We've been thinking about how to extend it to the low pause collector. The
low pause collector currently is implemented as a collector that does
some of it's work while the application continues to run. It's described
Some of the policies we used in the throughput collector will also be
useful for the low pause collector, but because the low pause
collector can be running at the same time as the application, there
are some intriguing differences.
By the way the low pause collector does completely stop the application in order
to do some parts of the collection so some of our experience with the
throughput collector is directly applicable. On the other hand having this mix
of behaviors can be interesting in and of itself.

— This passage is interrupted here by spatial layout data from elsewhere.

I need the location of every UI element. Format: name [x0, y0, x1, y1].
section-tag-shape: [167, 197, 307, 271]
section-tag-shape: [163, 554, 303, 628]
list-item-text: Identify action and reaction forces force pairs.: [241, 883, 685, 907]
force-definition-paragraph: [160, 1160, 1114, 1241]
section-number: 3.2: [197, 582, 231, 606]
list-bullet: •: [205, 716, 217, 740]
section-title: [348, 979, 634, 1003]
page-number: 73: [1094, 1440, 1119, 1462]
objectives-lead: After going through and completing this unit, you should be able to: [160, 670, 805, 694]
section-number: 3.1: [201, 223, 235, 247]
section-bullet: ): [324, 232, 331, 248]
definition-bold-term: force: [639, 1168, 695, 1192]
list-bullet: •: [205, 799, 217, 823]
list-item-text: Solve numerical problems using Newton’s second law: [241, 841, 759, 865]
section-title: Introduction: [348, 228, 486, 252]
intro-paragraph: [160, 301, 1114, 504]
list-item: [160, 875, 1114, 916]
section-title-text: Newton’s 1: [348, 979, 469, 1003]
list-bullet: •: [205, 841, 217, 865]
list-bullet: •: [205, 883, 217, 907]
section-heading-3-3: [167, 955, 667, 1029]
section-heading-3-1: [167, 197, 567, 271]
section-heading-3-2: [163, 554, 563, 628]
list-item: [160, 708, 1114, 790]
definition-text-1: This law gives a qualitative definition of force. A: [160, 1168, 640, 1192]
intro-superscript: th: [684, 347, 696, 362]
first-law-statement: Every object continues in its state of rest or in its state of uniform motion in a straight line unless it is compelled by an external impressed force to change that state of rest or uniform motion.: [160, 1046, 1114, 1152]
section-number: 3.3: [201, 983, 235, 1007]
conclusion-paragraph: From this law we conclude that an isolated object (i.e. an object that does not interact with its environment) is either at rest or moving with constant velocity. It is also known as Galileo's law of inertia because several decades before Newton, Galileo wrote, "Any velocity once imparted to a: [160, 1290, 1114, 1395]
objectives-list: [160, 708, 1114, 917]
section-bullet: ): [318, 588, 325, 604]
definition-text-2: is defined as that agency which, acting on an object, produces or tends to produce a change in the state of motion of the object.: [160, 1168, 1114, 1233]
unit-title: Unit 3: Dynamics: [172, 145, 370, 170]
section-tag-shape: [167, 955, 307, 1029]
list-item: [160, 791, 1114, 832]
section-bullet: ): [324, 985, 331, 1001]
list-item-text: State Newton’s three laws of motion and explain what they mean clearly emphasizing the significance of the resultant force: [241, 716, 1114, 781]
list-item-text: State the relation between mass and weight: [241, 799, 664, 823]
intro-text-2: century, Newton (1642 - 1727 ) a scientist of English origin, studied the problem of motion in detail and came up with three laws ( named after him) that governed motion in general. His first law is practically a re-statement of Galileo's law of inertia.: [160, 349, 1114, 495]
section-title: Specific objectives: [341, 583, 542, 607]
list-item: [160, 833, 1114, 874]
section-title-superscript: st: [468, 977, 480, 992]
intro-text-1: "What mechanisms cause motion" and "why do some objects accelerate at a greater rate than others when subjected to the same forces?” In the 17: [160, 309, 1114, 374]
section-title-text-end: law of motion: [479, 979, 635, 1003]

When we were developing the low pause collector we decided that any
parts of the collection that we could do while the application continued
to run was good. It was free. If there are spare cycles on the
machine, that's almost true. If there aren't spare cycles, then it can
get fuzzy. If the collection steals cycles that the application could use, then
there is a cost. Especially if there is only one processor on the machine.
If there are more than one processor on the machine and I'm doing GC,
am I stealing cycles from the application? If I steal cycles from another
process on the machine, does it become free again? We've been thinking about
how to assess the load on a machine and what we should do in different
load situations. That type of information may turn out to be input for GC
Another aspect that we have to deal with is the connection between the young generation
size and the tenured generation pause times (pauses in collecting the
tenured generation, that is). When collecting the tenured generation, we
need to be aware of objects in the young generation that can be referencing (and thus keeping
alive) objects in the tenured generation. In fact we have to find those objects in
the young generation. And the larger the young generation is the longer it takes to
find those objects. With the throughput collector the times to collect
the tenured generation is only distantly related to the size of the young generation.
With the low pause collector the connection is stronger. If we're trying to meet a
pause time goal for a pause that is part of the tenured generation collection, then
maybe we should reduce the size of the young generation as well as reduce the size of the
tenured generation. But maybe not.
With the throughput collector a collection is started when the application attempts to
allocate an object and there is no room left in the Java heap. With the low pause collector
we want the collection to finish before we run out of room in the Java heap. So when does the
low pause collector start a collection of the tenured generation? Just In Time, hopefully.
Starting too early means that some of the capacity of the tenured generation is not used.
Starting too late makes the low pause collector not a low pause collector. In the 5.0
release we did some good work to measure how quickly the tenured generation was being filled
and used that to decide when to start a collection. It's a nice self contained problem as
long as we can start a collection early enough. But if we cannot start a collection in time
then we probably need a larger tenured generation. So a failure to JIT/GC needs to feed into
GC ergonomics decisions. Well, really we don't actually want to fail to JIT/GC before we
expand the tenured generation so there's more to think about. But not right now.